Não há grupo social que não tenha história (histórias), identidade étnica, cultural, religiosa e familiar. As raízes não têm poder salvífico, mas sem elas Jesus não consegue encarnar-se em nossa vida e história. Uma das coisas maravilhosas do Evangelho de Jesus Cristo é que até hoje ele constantemente se encarna na realidade de nossas vidas e a perpassa.
Prezada Comunidade:
Aquele a quem Deus diz: Tu és o meu Filho amado (1.11) convida-nos a sermos membros de sua família. Jesus deseja ser nosso irmão.

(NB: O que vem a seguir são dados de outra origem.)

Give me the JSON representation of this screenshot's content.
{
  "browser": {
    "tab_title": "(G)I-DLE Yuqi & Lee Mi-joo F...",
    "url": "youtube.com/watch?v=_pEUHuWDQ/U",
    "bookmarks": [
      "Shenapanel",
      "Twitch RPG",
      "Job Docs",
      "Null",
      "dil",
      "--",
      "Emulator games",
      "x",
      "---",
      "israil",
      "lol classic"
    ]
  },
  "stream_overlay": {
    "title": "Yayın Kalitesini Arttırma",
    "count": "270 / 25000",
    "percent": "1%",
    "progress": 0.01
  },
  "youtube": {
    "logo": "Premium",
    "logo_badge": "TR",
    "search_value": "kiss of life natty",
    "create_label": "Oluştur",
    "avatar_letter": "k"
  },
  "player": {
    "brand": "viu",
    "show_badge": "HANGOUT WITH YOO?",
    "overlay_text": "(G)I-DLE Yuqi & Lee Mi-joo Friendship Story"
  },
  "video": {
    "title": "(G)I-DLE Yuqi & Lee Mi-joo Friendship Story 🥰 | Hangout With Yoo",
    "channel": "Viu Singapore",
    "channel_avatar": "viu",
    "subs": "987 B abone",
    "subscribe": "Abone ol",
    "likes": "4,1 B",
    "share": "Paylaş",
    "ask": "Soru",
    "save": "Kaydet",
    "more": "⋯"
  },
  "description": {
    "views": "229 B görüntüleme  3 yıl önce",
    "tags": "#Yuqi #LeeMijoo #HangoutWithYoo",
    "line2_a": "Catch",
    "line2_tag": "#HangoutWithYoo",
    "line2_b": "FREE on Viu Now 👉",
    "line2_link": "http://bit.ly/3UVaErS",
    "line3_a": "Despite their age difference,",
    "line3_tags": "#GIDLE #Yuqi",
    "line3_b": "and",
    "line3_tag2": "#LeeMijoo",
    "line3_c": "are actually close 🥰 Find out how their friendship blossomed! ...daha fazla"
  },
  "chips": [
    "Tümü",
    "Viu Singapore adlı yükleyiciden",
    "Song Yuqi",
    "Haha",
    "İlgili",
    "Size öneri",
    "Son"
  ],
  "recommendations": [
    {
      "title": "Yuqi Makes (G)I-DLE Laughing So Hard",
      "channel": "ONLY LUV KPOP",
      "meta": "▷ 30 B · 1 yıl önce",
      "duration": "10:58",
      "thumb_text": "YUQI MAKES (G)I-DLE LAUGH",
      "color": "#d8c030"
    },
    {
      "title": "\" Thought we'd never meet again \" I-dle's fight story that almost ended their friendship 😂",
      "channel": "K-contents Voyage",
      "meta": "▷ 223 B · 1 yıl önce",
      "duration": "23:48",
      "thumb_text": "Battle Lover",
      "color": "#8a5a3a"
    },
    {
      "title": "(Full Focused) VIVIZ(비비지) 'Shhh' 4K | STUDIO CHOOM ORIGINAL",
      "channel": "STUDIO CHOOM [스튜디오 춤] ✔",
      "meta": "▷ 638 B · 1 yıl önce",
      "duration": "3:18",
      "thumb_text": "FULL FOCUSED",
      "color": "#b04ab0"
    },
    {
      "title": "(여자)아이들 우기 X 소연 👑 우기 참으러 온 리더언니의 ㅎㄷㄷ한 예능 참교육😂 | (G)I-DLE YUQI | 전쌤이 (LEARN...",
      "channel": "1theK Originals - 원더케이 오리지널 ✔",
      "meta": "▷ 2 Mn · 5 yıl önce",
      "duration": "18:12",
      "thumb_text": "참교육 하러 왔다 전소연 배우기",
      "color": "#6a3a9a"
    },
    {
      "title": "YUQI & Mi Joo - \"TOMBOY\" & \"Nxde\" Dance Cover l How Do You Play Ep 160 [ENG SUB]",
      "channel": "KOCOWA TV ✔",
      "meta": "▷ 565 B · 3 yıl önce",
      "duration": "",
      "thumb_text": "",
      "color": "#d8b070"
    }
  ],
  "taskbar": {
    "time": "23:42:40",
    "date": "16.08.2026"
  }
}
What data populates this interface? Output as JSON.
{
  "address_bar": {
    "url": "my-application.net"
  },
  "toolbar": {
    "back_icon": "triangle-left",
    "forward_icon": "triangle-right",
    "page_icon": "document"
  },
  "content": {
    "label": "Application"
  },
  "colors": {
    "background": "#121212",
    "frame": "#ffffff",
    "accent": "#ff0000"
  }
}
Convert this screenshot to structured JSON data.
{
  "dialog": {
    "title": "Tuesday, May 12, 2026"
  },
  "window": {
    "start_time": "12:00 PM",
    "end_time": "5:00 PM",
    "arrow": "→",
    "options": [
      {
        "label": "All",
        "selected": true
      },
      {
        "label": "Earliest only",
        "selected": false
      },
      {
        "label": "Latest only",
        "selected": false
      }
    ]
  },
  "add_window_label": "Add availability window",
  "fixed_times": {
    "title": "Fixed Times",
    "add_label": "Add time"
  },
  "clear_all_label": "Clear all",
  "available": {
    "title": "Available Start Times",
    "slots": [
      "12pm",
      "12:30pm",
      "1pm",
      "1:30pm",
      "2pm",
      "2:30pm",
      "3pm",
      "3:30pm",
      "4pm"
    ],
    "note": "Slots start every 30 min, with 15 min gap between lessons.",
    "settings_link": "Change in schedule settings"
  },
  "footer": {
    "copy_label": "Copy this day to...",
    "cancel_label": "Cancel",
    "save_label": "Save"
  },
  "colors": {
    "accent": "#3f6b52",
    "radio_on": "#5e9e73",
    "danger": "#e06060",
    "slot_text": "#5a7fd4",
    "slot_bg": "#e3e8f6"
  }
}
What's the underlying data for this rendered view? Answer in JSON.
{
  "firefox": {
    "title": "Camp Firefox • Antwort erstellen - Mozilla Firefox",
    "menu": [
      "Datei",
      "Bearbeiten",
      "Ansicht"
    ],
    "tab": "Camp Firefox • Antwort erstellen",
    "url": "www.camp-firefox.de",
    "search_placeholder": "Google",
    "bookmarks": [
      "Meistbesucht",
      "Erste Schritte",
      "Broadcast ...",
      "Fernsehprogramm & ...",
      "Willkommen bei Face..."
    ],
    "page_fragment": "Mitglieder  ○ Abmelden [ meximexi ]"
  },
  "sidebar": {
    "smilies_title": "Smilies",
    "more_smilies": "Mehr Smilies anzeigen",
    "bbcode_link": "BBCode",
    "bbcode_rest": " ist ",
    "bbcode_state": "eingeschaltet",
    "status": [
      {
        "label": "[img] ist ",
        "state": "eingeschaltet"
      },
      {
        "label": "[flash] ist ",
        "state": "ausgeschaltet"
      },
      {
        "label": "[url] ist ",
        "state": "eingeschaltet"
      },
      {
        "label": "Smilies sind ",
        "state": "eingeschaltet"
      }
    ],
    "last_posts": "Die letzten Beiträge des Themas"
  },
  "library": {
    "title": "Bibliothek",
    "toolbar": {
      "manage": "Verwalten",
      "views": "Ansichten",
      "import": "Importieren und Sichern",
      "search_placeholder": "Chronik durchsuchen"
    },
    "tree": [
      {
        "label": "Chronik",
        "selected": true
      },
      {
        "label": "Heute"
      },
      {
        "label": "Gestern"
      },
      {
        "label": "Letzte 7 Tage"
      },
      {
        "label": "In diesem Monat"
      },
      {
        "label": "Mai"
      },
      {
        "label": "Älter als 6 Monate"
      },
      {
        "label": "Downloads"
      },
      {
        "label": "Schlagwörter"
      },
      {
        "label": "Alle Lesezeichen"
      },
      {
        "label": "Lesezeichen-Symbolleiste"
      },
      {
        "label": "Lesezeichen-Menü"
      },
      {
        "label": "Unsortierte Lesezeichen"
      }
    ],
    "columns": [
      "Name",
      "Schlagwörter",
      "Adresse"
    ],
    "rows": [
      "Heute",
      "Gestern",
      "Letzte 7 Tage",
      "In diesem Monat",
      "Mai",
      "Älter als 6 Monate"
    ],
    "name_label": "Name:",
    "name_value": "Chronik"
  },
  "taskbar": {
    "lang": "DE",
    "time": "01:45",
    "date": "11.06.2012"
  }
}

Ele nos revelou a nossa ligação com Deus, seu Pai — nosso Pai. Tornado-se o primogênito entre muitos irmãos (Rm 8.29). Que nossas famílias e igreja sejam lugares onde a semente do Evangelho é lançada com abundância, para que o Cristo seja o centro da fé, da convivência, da história, do testemunho e da ação de nossos filhos no mundo. Se você conseguir ver isso nos seus filhos, então penso que vc cumpriu a sua tarefa de pai e de mãe.
Ensina a criança no caminho em que deve andar, e ainda quando for velho, não se desviará dele, Pv 22.6. Amém.